HARIAN SINDO, Thursday, 04 November 2010
SELAMA ini matematika masih
dipandang sebagai pelajaran yang sulit dan menakutkan bagi para siswa. Praktis
nilai pelajar Indonesia di bidang matematika secara keseluruhan pun kurang
membanggakan.
Ibarat dokter yang langsung
memberikan terapi tanpa memberitahukan hasil diagnosis. “Padahal, pelajaran apa
pun harus dikaitkan dengan cara berpikir siswa dan bukan muncul dengan konsep
abstrak, namun konkret. Sebenarnya inilah tujuan pelajaran matematika,” kata alumnus
Teknik Industri Institut Teknologi Bandung (ITB) ini.
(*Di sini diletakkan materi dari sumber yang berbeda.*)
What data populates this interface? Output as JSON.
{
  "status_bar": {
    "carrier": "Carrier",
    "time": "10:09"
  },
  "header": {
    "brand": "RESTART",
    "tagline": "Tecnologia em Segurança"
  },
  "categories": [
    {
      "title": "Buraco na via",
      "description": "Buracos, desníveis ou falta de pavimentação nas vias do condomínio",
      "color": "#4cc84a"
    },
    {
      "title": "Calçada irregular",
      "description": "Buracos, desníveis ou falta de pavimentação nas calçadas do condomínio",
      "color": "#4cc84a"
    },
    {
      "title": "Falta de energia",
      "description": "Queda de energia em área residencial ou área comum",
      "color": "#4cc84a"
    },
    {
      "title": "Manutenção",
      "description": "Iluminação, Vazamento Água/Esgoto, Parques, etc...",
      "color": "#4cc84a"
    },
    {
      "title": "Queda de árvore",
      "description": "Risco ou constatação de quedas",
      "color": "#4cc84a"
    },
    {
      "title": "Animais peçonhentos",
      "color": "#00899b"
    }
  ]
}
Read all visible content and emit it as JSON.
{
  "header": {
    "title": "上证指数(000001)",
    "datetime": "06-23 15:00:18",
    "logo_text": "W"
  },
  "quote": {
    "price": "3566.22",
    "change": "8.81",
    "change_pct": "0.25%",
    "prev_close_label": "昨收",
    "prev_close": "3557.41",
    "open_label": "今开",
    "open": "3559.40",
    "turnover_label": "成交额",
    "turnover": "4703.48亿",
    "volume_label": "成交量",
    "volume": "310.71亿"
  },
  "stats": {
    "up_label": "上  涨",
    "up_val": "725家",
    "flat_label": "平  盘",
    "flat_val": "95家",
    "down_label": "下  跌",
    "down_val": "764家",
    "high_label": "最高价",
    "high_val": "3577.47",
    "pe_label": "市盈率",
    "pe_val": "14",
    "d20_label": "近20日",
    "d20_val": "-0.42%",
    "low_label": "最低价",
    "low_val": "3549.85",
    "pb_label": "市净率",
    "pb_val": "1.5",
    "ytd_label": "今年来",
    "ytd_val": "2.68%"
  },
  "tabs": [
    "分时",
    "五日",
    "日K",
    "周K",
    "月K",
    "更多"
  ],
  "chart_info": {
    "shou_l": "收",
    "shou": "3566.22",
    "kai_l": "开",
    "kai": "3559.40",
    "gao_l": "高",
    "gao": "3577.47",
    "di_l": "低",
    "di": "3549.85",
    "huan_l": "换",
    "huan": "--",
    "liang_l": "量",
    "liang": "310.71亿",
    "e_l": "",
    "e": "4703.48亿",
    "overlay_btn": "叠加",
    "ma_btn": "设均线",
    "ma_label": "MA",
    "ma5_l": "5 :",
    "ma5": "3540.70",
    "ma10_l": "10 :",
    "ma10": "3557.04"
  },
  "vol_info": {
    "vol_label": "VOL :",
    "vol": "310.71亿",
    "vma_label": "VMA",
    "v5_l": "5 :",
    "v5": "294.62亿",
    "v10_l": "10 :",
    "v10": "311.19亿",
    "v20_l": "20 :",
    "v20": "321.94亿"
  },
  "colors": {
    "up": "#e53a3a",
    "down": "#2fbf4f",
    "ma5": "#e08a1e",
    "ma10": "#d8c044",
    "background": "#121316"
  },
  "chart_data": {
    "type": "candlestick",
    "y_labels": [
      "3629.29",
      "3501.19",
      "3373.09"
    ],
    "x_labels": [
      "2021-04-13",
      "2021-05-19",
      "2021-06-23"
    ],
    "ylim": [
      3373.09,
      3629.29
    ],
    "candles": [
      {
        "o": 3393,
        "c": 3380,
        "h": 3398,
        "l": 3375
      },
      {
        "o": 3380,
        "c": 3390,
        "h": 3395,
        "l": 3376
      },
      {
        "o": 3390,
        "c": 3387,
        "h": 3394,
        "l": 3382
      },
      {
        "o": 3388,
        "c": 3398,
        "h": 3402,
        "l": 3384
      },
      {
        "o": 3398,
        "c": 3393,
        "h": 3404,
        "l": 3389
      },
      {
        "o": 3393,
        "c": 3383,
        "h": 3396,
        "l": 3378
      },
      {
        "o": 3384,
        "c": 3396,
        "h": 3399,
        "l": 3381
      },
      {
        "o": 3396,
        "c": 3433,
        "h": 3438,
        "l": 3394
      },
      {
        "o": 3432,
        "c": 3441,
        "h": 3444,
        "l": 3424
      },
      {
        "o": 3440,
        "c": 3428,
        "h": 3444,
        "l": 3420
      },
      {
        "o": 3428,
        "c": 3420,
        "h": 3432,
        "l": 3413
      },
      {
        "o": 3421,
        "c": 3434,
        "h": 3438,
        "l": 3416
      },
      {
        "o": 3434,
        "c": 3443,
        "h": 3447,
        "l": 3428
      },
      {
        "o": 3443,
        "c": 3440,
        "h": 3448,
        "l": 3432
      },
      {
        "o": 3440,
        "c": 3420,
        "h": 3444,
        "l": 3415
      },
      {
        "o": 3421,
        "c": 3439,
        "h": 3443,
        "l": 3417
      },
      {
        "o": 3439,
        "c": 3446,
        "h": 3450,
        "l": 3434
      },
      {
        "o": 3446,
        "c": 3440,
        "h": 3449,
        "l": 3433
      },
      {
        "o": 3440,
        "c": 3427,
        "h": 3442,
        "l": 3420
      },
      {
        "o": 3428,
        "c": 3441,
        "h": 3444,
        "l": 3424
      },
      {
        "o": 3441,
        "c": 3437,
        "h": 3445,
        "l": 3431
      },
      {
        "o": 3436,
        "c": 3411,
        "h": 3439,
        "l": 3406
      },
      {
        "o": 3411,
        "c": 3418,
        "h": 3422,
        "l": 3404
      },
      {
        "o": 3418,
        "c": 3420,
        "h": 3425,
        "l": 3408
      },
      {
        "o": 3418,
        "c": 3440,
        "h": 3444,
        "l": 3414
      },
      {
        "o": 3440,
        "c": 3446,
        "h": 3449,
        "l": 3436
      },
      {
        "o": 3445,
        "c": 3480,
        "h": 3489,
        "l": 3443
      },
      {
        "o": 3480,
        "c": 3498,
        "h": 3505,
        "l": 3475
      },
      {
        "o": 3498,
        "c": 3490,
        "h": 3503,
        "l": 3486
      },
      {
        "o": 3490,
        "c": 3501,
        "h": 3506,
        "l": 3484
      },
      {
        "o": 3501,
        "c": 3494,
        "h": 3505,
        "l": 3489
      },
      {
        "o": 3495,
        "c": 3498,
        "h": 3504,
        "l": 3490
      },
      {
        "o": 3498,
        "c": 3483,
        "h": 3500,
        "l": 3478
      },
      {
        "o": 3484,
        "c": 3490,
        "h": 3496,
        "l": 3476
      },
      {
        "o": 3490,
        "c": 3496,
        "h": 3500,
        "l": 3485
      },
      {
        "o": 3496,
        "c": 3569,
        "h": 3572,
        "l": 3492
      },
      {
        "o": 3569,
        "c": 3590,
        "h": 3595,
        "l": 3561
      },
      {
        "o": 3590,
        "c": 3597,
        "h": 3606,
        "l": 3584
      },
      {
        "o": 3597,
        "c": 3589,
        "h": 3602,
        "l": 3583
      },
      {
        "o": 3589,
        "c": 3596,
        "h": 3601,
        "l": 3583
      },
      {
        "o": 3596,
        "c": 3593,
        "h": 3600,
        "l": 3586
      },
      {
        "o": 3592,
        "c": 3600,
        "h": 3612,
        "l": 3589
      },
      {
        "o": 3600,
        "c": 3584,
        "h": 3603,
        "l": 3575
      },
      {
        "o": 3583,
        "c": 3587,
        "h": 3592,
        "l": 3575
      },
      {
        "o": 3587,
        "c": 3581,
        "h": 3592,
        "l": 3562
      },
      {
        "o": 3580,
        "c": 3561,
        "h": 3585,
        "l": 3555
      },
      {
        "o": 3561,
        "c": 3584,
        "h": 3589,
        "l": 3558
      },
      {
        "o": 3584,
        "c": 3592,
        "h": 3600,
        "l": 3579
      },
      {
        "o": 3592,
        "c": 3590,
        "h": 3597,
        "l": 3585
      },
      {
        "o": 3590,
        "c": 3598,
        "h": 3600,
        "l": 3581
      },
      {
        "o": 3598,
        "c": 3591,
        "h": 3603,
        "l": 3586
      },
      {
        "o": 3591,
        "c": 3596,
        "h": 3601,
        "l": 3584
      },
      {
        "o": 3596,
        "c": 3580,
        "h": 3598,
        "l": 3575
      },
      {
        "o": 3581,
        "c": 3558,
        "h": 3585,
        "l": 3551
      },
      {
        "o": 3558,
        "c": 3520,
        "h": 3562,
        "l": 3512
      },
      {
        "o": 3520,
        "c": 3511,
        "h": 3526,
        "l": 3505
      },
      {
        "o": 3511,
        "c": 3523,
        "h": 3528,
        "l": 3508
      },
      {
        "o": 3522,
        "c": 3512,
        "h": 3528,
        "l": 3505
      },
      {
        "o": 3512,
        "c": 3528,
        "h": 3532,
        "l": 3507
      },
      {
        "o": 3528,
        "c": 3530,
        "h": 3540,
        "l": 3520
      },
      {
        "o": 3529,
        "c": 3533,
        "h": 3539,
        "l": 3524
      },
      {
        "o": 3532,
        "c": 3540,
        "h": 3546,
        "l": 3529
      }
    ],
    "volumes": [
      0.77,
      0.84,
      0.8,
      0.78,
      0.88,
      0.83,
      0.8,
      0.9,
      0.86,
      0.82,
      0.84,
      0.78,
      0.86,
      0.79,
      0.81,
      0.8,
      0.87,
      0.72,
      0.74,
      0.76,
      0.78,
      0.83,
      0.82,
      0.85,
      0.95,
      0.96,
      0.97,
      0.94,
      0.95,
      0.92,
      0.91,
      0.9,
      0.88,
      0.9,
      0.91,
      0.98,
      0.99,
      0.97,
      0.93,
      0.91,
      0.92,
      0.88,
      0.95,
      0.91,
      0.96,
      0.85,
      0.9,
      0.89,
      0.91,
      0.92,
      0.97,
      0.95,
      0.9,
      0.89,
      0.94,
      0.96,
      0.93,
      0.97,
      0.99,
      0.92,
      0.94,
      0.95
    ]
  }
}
Maka, sering kali siswa
hanya disuruh menghafal rumus oleh guru ketimbang mengajak siswa menggunakan
nalarnya untuk berpikir.
“Jadi, pekerjaan mereka (siswa)
menghafal berbagai rumus, dan besoknya lupa atau bingung rumus tersebut untuk
aplikasi soal yang mana. Itu karena mereka hanya menghafal, bukan memahami,”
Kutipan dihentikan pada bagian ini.